McRae B L, Vanderlugt C L, Dal Canto M C, Miller S D
Department of Microbiology-Immunology, Northwestern University Medical School, Chicago, Illinois 60611, USA.
J Exp Med. 1995 Jul 1;182(1):75-85. doi: 10.1084/jem.182.1.75.
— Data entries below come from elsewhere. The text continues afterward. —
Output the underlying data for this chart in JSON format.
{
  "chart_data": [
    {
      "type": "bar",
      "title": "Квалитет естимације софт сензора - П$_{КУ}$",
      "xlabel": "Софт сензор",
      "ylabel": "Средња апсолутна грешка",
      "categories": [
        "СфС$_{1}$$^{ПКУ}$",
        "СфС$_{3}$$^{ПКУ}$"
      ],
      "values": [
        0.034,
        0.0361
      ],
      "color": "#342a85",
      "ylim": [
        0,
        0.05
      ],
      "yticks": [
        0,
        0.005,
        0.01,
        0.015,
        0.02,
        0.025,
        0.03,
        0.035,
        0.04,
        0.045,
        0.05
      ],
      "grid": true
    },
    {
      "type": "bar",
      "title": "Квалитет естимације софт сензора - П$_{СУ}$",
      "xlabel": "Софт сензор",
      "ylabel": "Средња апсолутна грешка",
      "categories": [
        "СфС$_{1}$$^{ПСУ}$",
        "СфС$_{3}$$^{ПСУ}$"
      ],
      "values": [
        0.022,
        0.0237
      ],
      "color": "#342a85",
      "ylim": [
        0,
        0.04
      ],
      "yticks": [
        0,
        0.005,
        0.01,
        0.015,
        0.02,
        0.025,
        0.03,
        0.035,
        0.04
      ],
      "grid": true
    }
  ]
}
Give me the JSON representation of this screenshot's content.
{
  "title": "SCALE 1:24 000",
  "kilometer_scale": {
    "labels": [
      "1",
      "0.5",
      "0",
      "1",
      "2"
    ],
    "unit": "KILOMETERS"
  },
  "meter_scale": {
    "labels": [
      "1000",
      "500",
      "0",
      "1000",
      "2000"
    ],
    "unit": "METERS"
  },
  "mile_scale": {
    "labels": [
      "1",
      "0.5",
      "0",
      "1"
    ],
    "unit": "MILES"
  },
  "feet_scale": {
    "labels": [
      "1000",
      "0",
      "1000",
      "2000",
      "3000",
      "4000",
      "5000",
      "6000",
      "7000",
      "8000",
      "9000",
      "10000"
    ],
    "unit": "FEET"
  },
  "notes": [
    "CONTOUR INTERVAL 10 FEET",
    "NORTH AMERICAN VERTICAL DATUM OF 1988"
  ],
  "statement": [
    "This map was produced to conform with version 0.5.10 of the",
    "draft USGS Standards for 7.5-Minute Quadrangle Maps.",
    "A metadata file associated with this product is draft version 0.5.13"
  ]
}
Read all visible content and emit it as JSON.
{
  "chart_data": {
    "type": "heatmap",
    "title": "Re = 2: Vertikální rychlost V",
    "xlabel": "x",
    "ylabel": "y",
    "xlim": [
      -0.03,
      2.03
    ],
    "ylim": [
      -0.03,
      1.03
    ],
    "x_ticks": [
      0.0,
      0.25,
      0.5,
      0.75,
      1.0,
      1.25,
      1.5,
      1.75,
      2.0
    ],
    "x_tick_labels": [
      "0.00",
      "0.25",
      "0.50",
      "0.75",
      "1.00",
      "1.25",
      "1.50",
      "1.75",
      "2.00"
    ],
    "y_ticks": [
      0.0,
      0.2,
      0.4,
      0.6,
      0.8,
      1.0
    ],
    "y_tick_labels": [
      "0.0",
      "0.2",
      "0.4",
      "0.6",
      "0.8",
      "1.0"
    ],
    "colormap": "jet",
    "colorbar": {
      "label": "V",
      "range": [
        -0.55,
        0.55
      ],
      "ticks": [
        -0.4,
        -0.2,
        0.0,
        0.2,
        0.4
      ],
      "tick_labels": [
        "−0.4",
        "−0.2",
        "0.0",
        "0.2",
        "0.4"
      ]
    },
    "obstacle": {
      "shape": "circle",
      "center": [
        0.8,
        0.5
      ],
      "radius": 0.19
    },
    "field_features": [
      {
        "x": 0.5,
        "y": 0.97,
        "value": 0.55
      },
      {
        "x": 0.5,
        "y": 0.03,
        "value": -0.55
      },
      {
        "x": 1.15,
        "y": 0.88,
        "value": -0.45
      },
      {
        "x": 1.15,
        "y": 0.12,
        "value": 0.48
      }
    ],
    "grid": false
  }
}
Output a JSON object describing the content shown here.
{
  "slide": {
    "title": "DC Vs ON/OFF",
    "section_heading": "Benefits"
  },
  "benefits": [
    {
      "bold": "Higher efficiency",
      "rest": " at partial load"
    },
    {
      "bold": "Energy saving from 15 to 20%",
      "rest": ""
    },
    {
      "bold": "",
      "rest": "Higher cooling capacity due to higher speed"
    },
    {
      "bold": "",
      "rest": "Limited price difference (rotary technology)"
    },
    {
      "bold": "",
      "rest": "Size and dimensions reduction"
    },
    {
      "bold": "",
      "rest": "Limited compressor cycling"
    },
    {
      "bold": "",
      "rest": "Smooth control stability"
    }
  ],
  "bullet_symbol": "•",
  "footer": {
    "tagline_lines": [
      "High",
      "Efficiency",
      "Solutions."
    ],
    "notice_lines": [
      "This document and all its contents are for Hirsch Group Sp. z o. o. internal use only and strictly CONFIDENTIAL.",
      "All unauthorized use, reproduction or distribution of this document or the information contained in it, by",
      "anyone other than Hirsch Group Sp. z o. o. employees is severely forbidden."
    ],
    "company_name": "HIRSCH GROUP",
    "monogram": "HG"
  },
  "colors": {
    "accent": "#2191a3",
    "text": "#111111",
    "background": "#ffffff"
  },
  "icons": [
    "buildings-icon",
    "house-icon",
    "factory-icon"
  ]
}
The role of epitope spreading in the pathology of relapsing-remitting experimental autoimmune encephalomyelitis (R-EAE) was examined. Using peripherally induced immunologic tolerance as a probe to analyze the neuropathologic T cell repertoire, we show that the majority of the immunopathologic reactivity during the acute phase of R-EAE in SJL/J mice induced by active immunization with the intact proteolipid (PLP) molecule is directed at the PLP139-151 epitope and that responses to secondary encephalitogenic PLP epitopes may contribute to the later relapsing phases of disease. Intermolecular epitope spreading was demonstrated by showing the development of T cell responses to PLP139-151 after acute disease in mice in which R-EAE was initiated by the transfer of T cells specific for the non-cross-reactive MBP84-104 determinant. Intramolecular epitope spreading was demonstrated by showing that endogenous host T cells specific for a secondary encephalitogenic PLP epitope (PLP178-191) are demonstrable by both splenic T cell proliferative and in vivo delayed-type hypersensitivity responses in mice in which acute central nervous system damage was initiated by T cells reactive with the immunodominant, non-cross-reactive PLP139-151 sequence. The PLP178-191-specific responses are activated as a result of and correlate with the degree of acute tissue damage, since they do not develop in mice tolerized to the initiating epitope before expression of acute disease. Most importantly, we show that the PLP178-191-specific responses are capable of mediating R-EAE upon adoptive secondary transfer to naive recipient mice. Furthermore, induction of tolerance to intact PLP (which inhibits responses to both the initiating PLP139-151 epitope and to the PLP178-191 epitope) after the acute disease episode is sufficient to prevent relapsing disease. These results strongly support a contributory role of T cell responses to epitopes released as a result of acute tissue damage to the immunopathogenesis of relapsing clinical episodes and have important implications for the design of antigen-specific immunotherapies for the treatment of chronic autoimmune disorders in humans.
研究了表位扩展在复发缓解型实验性自身免疫性脑脊髓炎(R-EAE)病理过程中的作用。我们以外周诱导的免疫耐受作为分析神经病理T细胞库的探针,结果显示,在用完整蛋白脂质(PLP)分子主动免疫诱导的SJL/J小鼠R-EAE急性期,大多数免疫病理反应针对PLP139-151表位,对继发性致脑炎性PLP表位的反应可能促成疾病后期的复发阶段。通过在由针对非交叉反应性MBP84-104决定簇的T细胞转移引发R-EAE的小鼠急性疾病后,显示对PLP139-151的T细胞反应的发展,证实了分子间表位扩展。通过显示在由与免疫显性、非交叉反应性PLP139-151序列反应的T细胞引发急性中枢神经系统损伤的小鼠中,脾T细胞增殖和体内迟发型超敏反应均能证实针对继发性致脑炎性PLP表位(PLP178-191)的内源性宿主T细胞,证实了分子内表位扩展。PLP178-191特异性反应是由于急性组织损伤而被激活的,并且与急性组织损伤的程度相关,因为在急性疾病表达之前对起始表位耐受的小鼠中它们不会产生。最重要的是,我们表明PLP178-191特异性反应在过继性二次转移至未致敏受体小鼠后能够介导R-EAE。此外,在急性疾病发作后诱导对完整PLP的耐受(这会抑制对起始PLP139-151表位和PLP178-191表位的反应)足以预防复发性疾病。这些结果有力地支持了T细胞对急性组织损伤释放的表位的反应在复发性临床发作的免疫发病机制中的作用,并且对设计用于治疗人类慢性自身免疫性疾病的抗原特异性免疫疗法具有重要意义。